Ah, Vienna: home of great coffee and awesome cakes—plus the birthplace of psychoanalysis. Arthur Arbesser is Viennese: This collection was replete with influences which, upon reflection, revealed quite a bit about its author. The return after many years of Helmut Lang favorite Cordula Reyer to the runway was the first breakthrough—for it revealed Arbesser’s lifelong fascination with fashion.
“He was a strange fan!” said Reyer of their very first meeting, in the ’90s. “I was living in L.A. then, but I was visiting Vienna. These two boys were looking at me on the street, then one of them came up to me and asked me for an autograph. It was Arthur. Nobody in Austria ever recognized me! And he was 12!” Over a decade later, Arbesser added, the two met again at the Milan furniture fair—where she recognized him—and they have been friends ever since.
Exhibit two was the main decorative influence of the show, the paintings of Heinz Stangl. This new-to-me painter, a now-deceased friend of Arbesser’s parents, created disturbing canvasses in cheery colors showing knotted kaleidoscopes of figures locked in what is either ecstasy or agony. Given his Viennese provenance, it’s probably a bit of both.

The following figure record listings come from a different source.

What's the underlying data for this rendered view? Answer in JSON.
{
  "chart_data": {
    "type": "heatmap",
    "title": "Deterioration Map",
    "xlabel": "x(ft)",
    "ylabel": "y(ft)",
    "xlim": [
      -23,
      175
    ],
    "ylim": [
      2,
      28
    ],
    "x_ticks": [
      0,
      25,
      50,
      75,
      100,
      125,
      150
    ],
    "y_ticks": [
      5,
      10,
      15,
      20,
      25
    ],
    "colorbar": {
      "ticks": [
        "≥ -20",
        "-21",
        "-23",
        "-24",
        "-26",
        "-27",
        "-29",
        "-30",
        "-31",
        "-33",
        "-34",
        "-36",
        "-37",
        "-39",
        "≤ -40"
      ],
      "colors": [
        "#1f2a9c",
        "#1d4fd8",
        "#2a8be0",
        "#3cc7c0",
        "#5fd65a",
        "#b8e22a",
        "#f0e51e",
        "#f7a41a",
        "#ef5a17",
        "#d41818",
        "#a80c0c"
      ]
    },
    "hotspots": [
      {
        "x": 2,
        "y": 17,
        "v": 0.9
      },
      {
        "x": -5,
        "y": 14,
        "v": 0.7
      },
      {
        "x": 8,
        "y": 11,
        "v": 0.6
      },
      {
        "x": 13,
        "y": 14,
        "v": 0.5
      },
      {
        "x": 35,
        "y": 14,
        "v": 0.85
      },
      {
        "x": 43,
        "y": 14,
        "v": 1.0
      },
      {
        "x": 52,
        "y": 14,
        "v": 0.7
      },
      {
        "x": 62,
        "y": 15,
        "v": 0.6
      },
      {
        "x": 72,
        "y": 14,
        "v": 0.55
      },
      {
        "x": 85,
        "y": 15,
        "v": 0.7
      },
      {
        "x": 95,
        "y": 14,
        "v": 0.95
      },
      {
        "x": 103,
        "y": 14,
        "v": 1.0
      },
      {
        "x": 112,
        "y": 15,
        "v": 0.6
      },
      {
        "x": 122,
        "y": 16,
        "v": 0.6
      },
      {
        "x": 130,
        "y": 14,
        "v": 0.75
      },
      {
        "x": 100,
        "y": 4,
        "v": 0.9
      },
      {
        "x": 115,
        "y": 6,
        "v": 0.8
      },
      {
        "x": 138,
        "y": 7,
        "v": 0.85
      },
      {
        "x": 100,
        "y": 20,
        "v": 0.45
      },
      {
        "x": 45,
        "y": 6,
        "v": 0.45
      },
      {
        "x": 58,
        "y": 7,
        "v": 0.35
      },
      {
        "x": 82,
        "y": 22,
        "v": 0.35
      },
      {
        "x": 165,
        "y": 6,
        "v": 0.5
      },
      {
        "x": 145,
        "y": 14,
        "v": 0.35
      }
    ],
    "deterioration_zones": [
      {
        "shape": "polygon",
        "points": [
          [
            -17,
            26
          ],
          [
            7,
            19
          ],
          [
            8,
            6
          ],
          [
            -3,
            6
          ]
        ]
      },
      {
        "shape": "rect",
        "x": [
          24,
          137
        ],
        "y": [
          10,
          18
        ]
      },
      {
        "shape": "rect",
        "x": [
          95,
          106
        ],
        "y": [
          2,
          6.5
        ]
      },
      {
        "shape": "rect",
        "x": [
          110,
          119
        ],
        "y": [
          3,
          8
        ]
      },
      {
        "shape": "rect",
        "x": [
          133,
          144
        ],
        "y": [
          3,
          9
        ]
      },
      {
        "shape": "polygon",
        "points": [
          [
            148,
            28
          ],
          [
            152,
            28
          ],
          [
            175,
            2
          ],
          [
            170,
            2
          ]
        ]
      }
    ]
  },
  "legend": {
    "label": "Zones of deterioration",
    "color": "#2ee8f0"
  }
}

Arbesser translated this starting point—and the doomed poise of the Romanov daughters—into a collection that was, the Arbesser expert alongside me noted, a notably user-friendly outing from the designer. Swarovski pearls were used with restraint as contours on structured but ergonomic dark looks, including Reyer’s opening coat. Graphic polos, an Arbesser regular, were repeated but in less challenging graphics than previously. Printed viscose Stangl-inspired separates—plus complementary rain hats—needed no great analysis to be found desirable. Stangl-knit jacquard tabards, pocket-printed PVC outerwear, a mac with two black straps under each arm to create shape, and some fine chisel toe two-tone boots were amongst the other highlights of this very personal Viennese whirl.